Samantha and I were watching River Monsters when my mother came through the door with a strange expression on her face and handed Samantha her money and said, “That’s it for us, dear. You don’t need to come back.” Samantha’s face studied hers, and by the time the meaning sank into her, it had sunk into me and I said, “No, wait,” as if Samantha being handed the money was what would actually kill him and I had to stop it.

  My dad didn’t want to be buried. He wanted to be cremated, and my mother respected his wishes.
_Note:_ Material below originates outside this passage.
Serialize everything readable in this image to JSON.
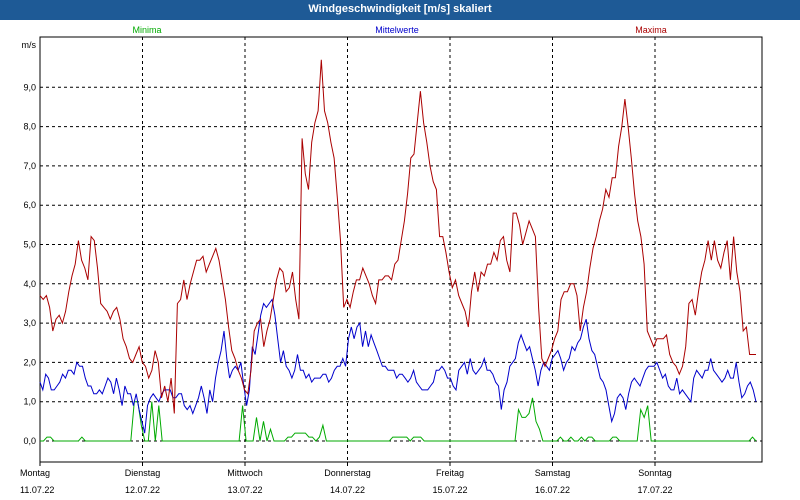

There was no big funeral, just a ceremony out on the mountain with some of his running buddies and his lawyer friends and our grandparents, who were too old to climb the mountain and so we moved everything to the base, which made sense to me, actually, because that’s where every trip begins and ends.

  My mother washed and dried his jogging shirt and shorts and ironed them and kept them in his drawer, as if he’d be back some day needing to look really sharp and collected on his next run. There were a lot of things to decide: like, what to do with the half-finished Scotch that he liked and Mom didn’t, and where to put his clothes and his rowing machine, and what to do with the failed magic of the pinecone that the nurses thoughtfully wrapped up for us, and how to live without him. The entire event, from the night the door shut when my father went jogging until the day after the funeral, seemed to have taken place in the blink of an eye, just long enough for the house to be lifted up and have its parts twisted around like a Rubik’s Cube and set down with none of the colors matching.

  For a while, I’d make my mother drive me to the mountains where his ashes were scattered just to see if maybe I could catch a glimpse of him. She took me a half dozen times until her grief counselor, right or wrong, told her to stop. But I never saw even a glimpse of him. I stopped believing then, in magic spells and wishful thinking and dreams that mean something. I didn’t even believe in God. I believed in what I saw and what was true. I had no more belief left for anything.